PETALING JAYA: The Sarawak chapter of the Malaysian Association of Hotels (MAH) has hit out over the additional costs accompanying the tourism tax which came into force on Sept 1.
Its honorary secretary-general John Teo said hoteliers would have to spend at least RM5,000 to upgrade their accounting systems, which had just been upgraded two years ago at the cost of RM20,000, the Borneo Post reported.
Calling the tax “a further burden for hoteliers”, Teo told the daily that additional manpower would also be required to ensure that all taxes, including the goods and services tax (GST), would be accurately calculated and paid.
In July, MAH’s Penang chapter asked the government to give hotels enough time to make adjustments to their systems before it imposed the tourism tax.

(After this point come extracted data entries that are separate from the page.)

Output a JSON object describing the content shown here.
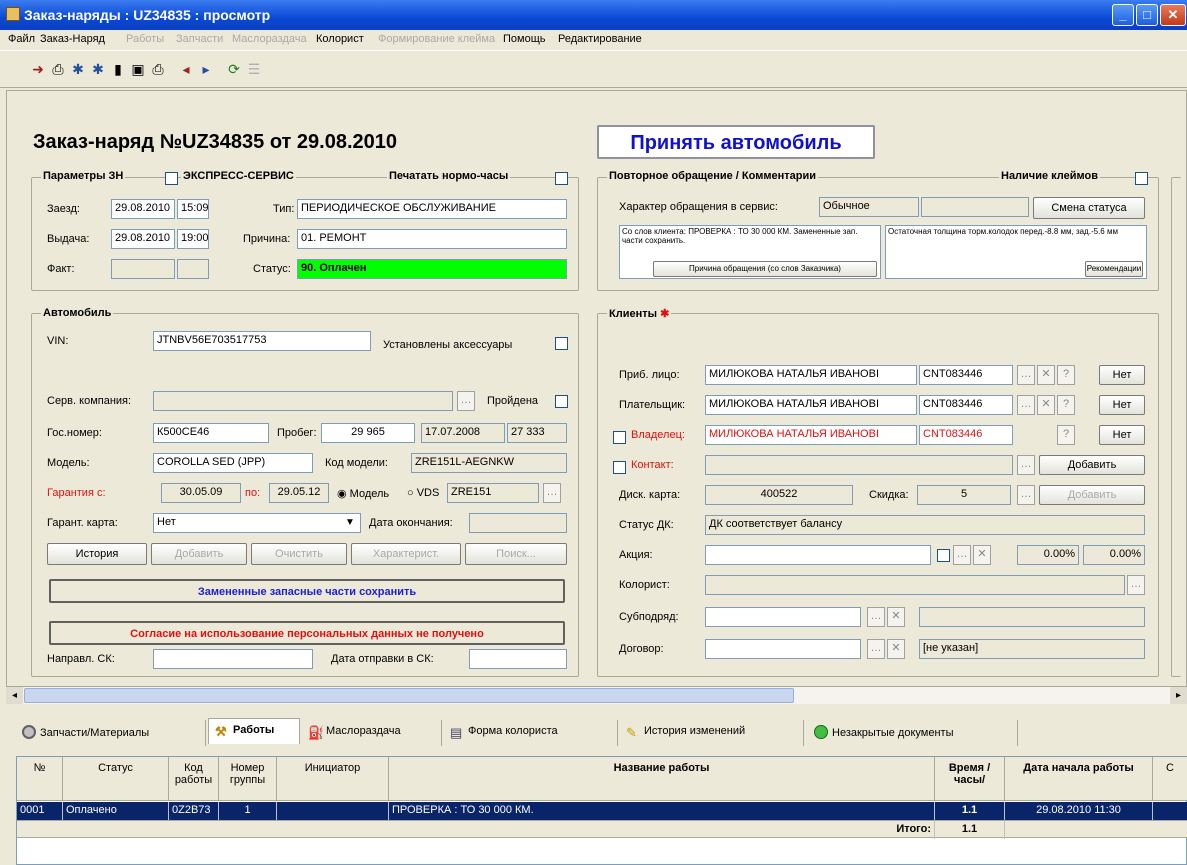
{
  "window": {
    "title": "Заказ-наряды : UZ34835 : просмотр"
  },
  "menu": [
    {
      "label": "Файл",
      "enabled": true
    },
    {
      "label": "Заказ-Наряд",
      "enabled": true
    },
    {
      "label": "Работы",
      "enabled": false
    },
    {
      "label": "Запчасти",
      "enabled": false
    },
    {
      "label": "Маслораздача",
      "enabled": false
    },
    {
      "label": "Колорист",
      "enabled": true
    },
    {
      "label": "Формирование клейма",
      "enabled": false
    },
    {
      "label": "Помощь",
      "enabled": true
    },
    {
      "label": "Редактирование",
      "enabled": true
    }
  ],
  "header": {
    "order_title": "Заказ-наряд №UZ34835 от 29.08.2010",
    "accept_button": "Принять автомобиль"
  },
  "params": {
    "group_label": "Параметры ЗН",
    "express_label": "ЭКСПРЕСС-СЕРВИС",
    "print_hours_label": "Печатать нормо-часы",
    "arrival_label": "Заезд:",
    "arrival_date": "29.08.2010",
    "arrival_time": "15:09",
    "type_label": "Тип:",
    "type_value": "ПЕРИОДИЧЕСКОЕ ОБСЛУЖИВАНИЕ",
    "issue_label": "Выдача:",
    "issue_date": "29.08.2010",
    "issue_time": "19:00",
    "reason_label": "Причина:",
    "reason_value": "01. РЕМОНТ",
    "fact_label": "Факт:",
    "status_label": "Статус:",
    "status_value": "90. Оплачен"
  },
  "repeat": {
    "group_label": "Повторное обращение / Комментарии",
    "stamps_label": "Наличие клеймов",
    "nature_label": "Характер обращения в сервис:",
    "nature_value": "Обычное",
    "status_change_button": "Смена статуса",
    "client_words": "Со слов клиента: ПРОВЕРКА : ТО 30 000 КМ. Замененные зап. части сохранить.",
    "client_reason_button": "Причина обращения (со слов Заказчика)",
    "recommendation_text": "Остаточная толщина торм.колодок перед.-8.8 мм, зад.-5.6 мм",
    "recommendation_button": "Рекомендации"
  },
  "car": {
    "group_label": "Автомобиль",
    "vin_label": "VIN:",
    "vin_value": "JTNBV56E703517753",
    "accessories_label": "Установлены аксессуары",
    "service_company_label": "Серв. компания:",
    "passed_label": "Пройдена",
    "plate_label": "Гос.номер:",
    "plate_value": "К500СЕ46",
    "mileage_label": "Пробег:",
    "mileage_value": "29 965",
    "mileage_date": "17.07.2008",
    "mileage_prev": "27 333",
    "model_label": "Модель:",
    "model_value": "COROLLA SED    (JPP)",
    "model_code_label": "Код модели:",
    "model_code_value": "ZRE151L-AEGNKW",
    "warranty_from_label": "Гарантия с:",
    "warranty_from": "30.05.09",
    "warranty_to_label": "по:",
    "warranty_to": "29.05.12",
    "radio_model": "Модель",
    "radio_vds": "VDS",
    "vds_value": "ZRE151",
    "warranty_card_label": "Гарант. карта:",
    "warranty_card_value": "Нет",
    "end_date_label": "Дата окончания:",
    "buttons": [
      "История",
      "Добавить",
      "Очистить",
      "Характерист.",
      "Поиск..."
    ],
    "replaced_parts_notice": "Замененные запасные части сохранить",
    "consent_notice": "Согласие на использование персональных данных не получено",
    "direction_label": "Направл. СК:",
    "send_date_label": "Дата отправки в СК:"
  },
  "clients": {
    "group_label": "Клиенты",
    "trusted_label": "Приб. лицо:",
    "trusted_name": "МИЛЮКОВА НАТАЛЬЯ ИВАНОВІ",
    "trusted_code": "CNT083446",
    "payer_label": "Плательщик:",
    "payer_name": "МИЛЮКОВА НАТАЛЬЯ ИВАНОВІ",
    "payer_code": "CNT083446",
    "owner_label": "Владелец:",
    "owner_name": "МИЛЮКОВА НАТАЛЬЯ ИВАНОВІ",
    "owner_code": "CNT083446",
    "no_label": "Нет",
    "contact_label": "Контакт:",
    "add_label": "Добавить",
    "disc_card_label": "Диск. карта:",
    "disc_card_value": "400522",
    "discount_label": "Скидка:",
    "discount_value": "5",
    "dk_status_label": "Статус ДК:",
    "dk_status_value": "ДК соответствует балансу",
    "promo_label": "Акция:",
    "promo_pct1": "0.00%",
    "promo_pct2": "0.00%",
    "colorist_label": "Колорист:",
    "subcontract_label": "Субподряд:",
    "contract_label": "Договор:",
    "contract_value": "[не указан]"
  },
  "tabs": [
    {
      "label": "Запчасти/Материалы",
      "active": false
    },
    {
      "label": "Работы",
      "active": true
    },
    {
      "label": "Маслораздача",
      "active": false
    },
    {
      "label": "Форма колориста",
      "active": false
    },
    {
      "label": "История изменений",
      "active": false
    },
    {
      "label": "Незакрытые документы",
      "active": false
    }
  ],
  "works_table": {
    "headers": [
      "№",
      "Статус",
      "Код работы",
      "Номер группы",
      "Инициатор",
      "Название работы",
      "Время /часы/",
      "Дата начала работы",
      "С"
    ],
    "rows": [
      [
        "0001",
        "Оплачено",
        "0Z2B73",
        "1",
        "",
        "ПРОВЕРКА : ТО 30 000 КМ.",
        "1.1",
        "29.08.2010 11:30",
        ""
      ]
    ],
    "total_label": "Итого:",
    "total_value": "1.1"
  },
  "colors": {
    "status_ok": "#00ff00",
    "selection": "#0a246a",
    "title_blue": "#1010d0"
  }
}
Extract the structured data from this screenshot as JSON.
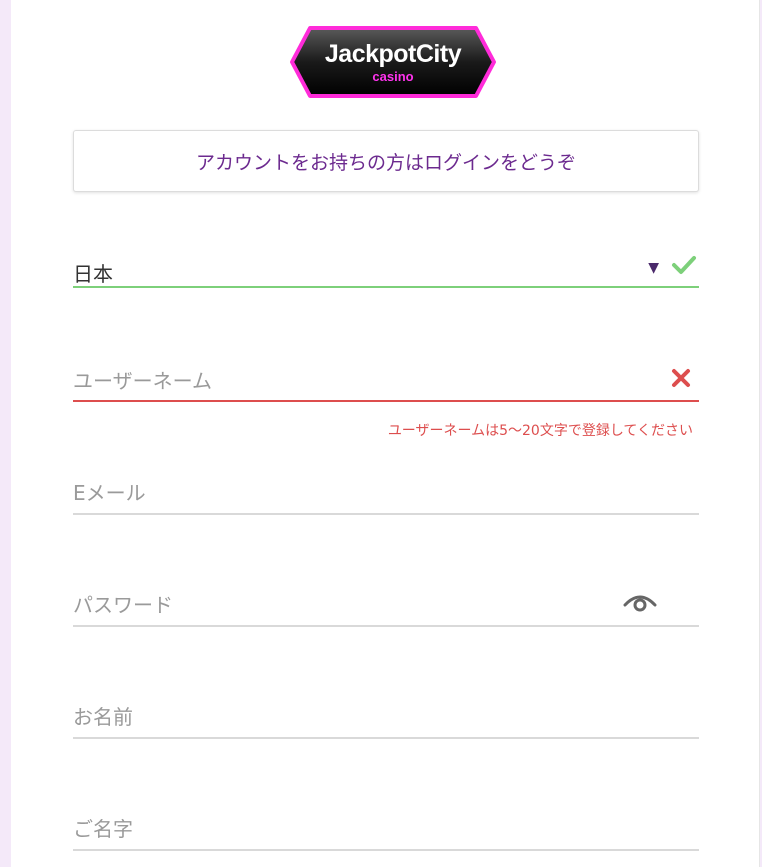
{
  "logo": {
    "main": "JackpotCity",
    "sub": "casino"
  },
  "login_prompt": "アカウントをお持ちの方はログインをどうぞ",
  "form": {
    "country": {
      "value": "日本",
      "status": "valid",
      "status_color": "#7dd07a"
    },
    "username": {
      "placeholder": "ユーザーネーム",
      "status": "invalid",
      "error": "ユーザーネームは5～20文字で登録してください",
      "error_color": "#dd4e4e"
    },
    "email": {
      "placeholder": "Eメール"
    },
    "password": {
      "placeholder": "パスワード",
      "icon": "eye-icon"
    },
    "first_name": {
      "placeholder": "お名前"
    },
    "last_name": {
      "placeholder": "ご名字"
    }
  },
  "colors": {
    "accent": "#6c2a8f",
    "background": "#f4e9f9"
  }
}
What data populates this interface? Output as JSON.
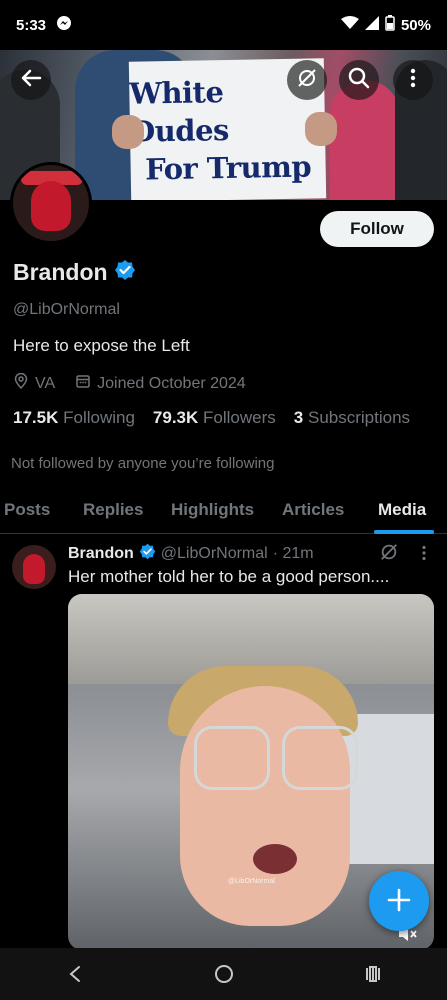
{
  "status_bar": {
    "time": "5:33",
    "battery": "50%"
  },
  "banner": {
    "sign_line1": "White Dudes",
    "sign_line2": "For Trump"
  },
  "profile": {
    "display_name": "Brandon",
    "handle": "@LibOrNormal",
    "bio": "Here to expose the Left",
    "location": "VA",
    "joined": "Joined October 2024",
    "following_count": "17.5K",
    "following_label": "Following",
    "followers_count": "79.3K",
    "followers_label": "Followers",
    "subscriptions_count": "3",
    "subscriptions_label": "Subscriptions",
    "not_followed": "Not followed by anyone you’re following",
    "follow_label": "Follow"
  },
  "tabs": [
    {
      "label": "Posts"
    },
    {
      "label": "Replies"
    },
    {
      "label": "Highlights"
    },
    {
      "label": "Articles"
    },
    {
      "label": "Media",
      "active": true
    }
  ],
  "post": {
    "author": "Brandon",
    "handle": "@LibOrNormal",
    "time": "· 21m",
    "text": "Her mother told her to be a good person....",
    "watermark": "@LibOrNormal"
  },
  "colors": {
    "accent": "#1d9bf0",
    "verified": "#1d9bf0",
    "muted_text": "#71767b"
  },
  "icons": [
    "back-arrow-icon",
    "grok-icon",
    "search-icon",
    "more-vertical-icon",
    "verified-badge-icon",
    "location-icon",
    "calendar-icon",
    "compose-plus-icon",
    "volume-mute-icon",
    "nav-back-icon",
    "nav-home-icon",
    "nav-recents-icon"
  ]
}
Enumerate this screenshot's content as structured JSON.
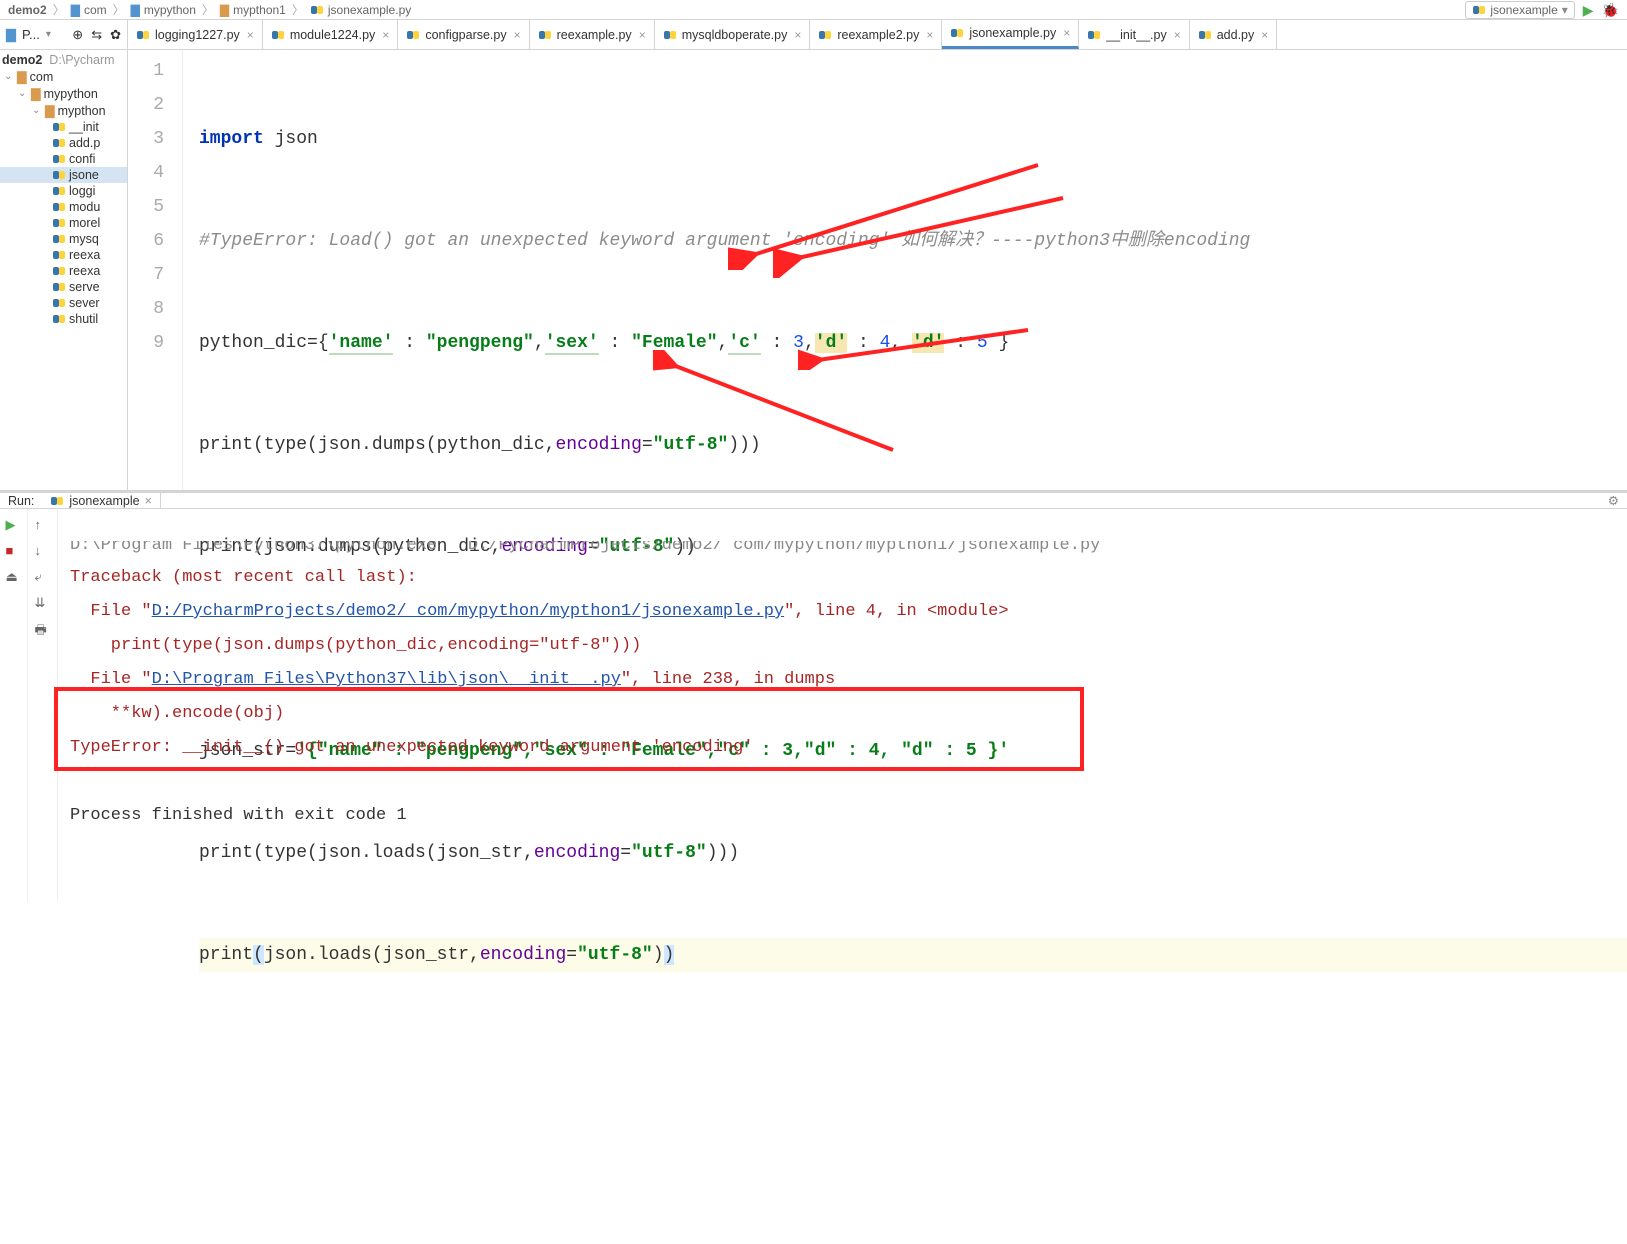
{
  "breadcrumb": [
    "demo2",
    "com",
    "mypython",
    "mypthon1",
    "jsonexample.py"
  ],
  "run_config_name": "jsonexample",
  "project_tool": {
    "label": "P..."
  },
  "editor_tabs": [
    {
      "name": "logging1227.py",
      "active": false
    },
    {
      "name": "module1224.py",
      "active": false
    },
    {
      "name": "configparse.py",
      "active": false
    },
    {
      "name": "reexample.py",
      "active": false
    },
    {
      "name": "mysqldboperate.py",
      "active": false
    },
    {
      "name": "reexample2.py",
      "active": false
    },
    {
      "name": "jsonexample.py",
      "active": true
    },
    {
      "name": "__init__.py",
      "active": false
    },
    {
      "name": "add.py",
      "active": false
    }
  ],
  "tree": {
    "root": {
      "name": "demo2",
      "path": "D:\\Pycharm"
    },
    "items": [
      {
        "name": "com",
        "type": "folder",
        "indent": 1,
        "open": true
      },
      {
        "name": "mypython",
        "type": "folder",
        "indent": 2,
        "open": true,
        "blue": true
      },
      {
        "name": "mypthon",
        "type": "folder",
        "indent": 3,
        "open": true
      },
      {
        "name": "__init",
        "type": "py",
        "indent": 4
      },
      {
        "name": "add.p",
        "type": "py",
        "indent": 4
      },
      {
        "name": "confi",
        "type": "py",
        "indent": 4
      },
      {
        "name": "jsone",
        "type": "py",
        "indent": 4,
        "selected": true
      },
      {
        "name": "loggi",
        "type": "py",
        "indent": 4
      },
      {
        "name": "modu",
        "type": "py",
        "indent": 4
      },
      {
        "name": "morel",
        "type": "py",
        "indent": 4
      },
      {
        "name": "mysq",
        "type": "py",
        "indent": 4
      },
      {
        "name": "reexa",
        "type": "py",
        "indent": 4
      },
      {
        "name": "reexa",
        "type": "py",
        "indent": 4
      },
      {
        "name": "serve",
        "type": "py",
        "indent": 4
      },
      {
        "name": "sever",
        "type": "py",
        "indent": 4
      },
      {
        "name": "shutil",
        "type": "py",
        "indent": 4
      }
    ]
  },
  "code": {
    "lines": [
      1,
      2,
      3,
      4,
      5,
      6,
      7,
      8,
      9
    ],
    "l1_kw": "import",
    "l1_mod": " json",
    "l2": "#TypeError: Load() got an unexpected keyword argument 'encoding' 如何解决？----python3中删除encoding",
    "l3_a": "python_dic={",
    "l3_k1": "'name'",
    "l3_b": " : ",
    "l3_v1": "\"pengpeng\"",
    "l3_c": ",",
    "l3_k2": "'sex'",
    "l3_d": " : ",
    "l3_v2": "\"Female\"",
    "l3_e": ",",
    "l3_k3": "'c'",
    "l3_f": " : ",
    "l3_n3": "3",
    "l3_g": ",",
    "l3_k4": "'d'",
    "l3_h": " : ",
    "l3_n4": "4",
    "l3_i": ", ",
    "l3_k5": "'d'",
    "l3_j": " : ",
    "l3_n5": "5",
    "l3_k": " }",
    "l4_a": "print(type(json.dumps(python_dic,",
    "l4_p": "encoding",
    "l4_b": "=",
    "l4_s": "\"utf-8\"",
    "l4_c": ")))",
    "l5_a": "print(json.dumps(python_dic,",
    "l5_p": "encoding",
    "l5_b": "=",
    "l5_s": "\"utf-8\"",
    "l5_c": "))",
    "l7_a": "json_str=",
    "l7_s": "'{\"name\" : \"pengpeng\",\"sex\" : \"Female\",\"c\" : 3,\"d\" : 4, \"d\" : 5 }'",
    "l8_a": "print(type(json.loads(json_str,",
    "l8_p": "encoding",
    "l8_b": "=",
    "l8_s": "\"utf-8\"",
    "l8_c": ")))",
    "l9_a": "print",
    "l9_paren_open": "(",
    "l9_b": "json.loads(json_str,",
    "l9_p": "encoding",
    "l9_c": "=",
    "l9_s": "\"utf-8\"",
    "l9_d": ")",
    "l9_paren_close": ")"
  },
  "run": {
    "label": "Run:",
    "tab_name": "jsonexample",
    "console_lines": {
      "l0": "D:\\Program Files\\Python37\\python.exe   D:/PycharmProjects/demo2/ com/mypython/mypthon1/jsonexample.py",
      "l1": "Traceback (most recent call last):",
      "l2a": "  File \"",
      "l2link": "D:/PycharmProjects/demo2/ com/mypython/mypthon1/jsonexample.py",
      "l2b": "\", line 4, in <module>",
      "l3": "    print(type(json.dumps(python_dic,encoding=\"utf-8\")))",
      "l4a": "  File \"",
      "l4link": "D:\\Program Files\\Python37\\lib\\json\\__init__.py",
      "l4b": "\", line 238, in dumps",
      "l5": "    **kw).encode(obj)",
      "l6": "TypeError: __init__() got an unexpected keyword argument 'encoding'",
      "l7": "",
      "l8": "Process finished with exit code 1"
    }
  }
}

This included accounting software and cashier and management systems.
Penang MAH chairman Khoo Boo Lim told FMT that hotels would need to work extra to adapt to the new tax, and might incur extra expenses to reprogramme their management software.
Teo meanwhile said there had been several changes with regard to the collection of the tourism tax in the state.
He told the Borneo Post that such changes were expected to continue until the tax collection mechanism was finalised by the Customs Department.
Malaysians and permanent residents are exempted from paying the tax, which sees foreign tourists charged a flat rate of RM10 per room per night for all types of hotel rooms.
The tax does not apply to homestays and kampung stays registered with the ministry and premises with fewer than four rooms.
The government expects to collect about RM210 million in tourism tax annually.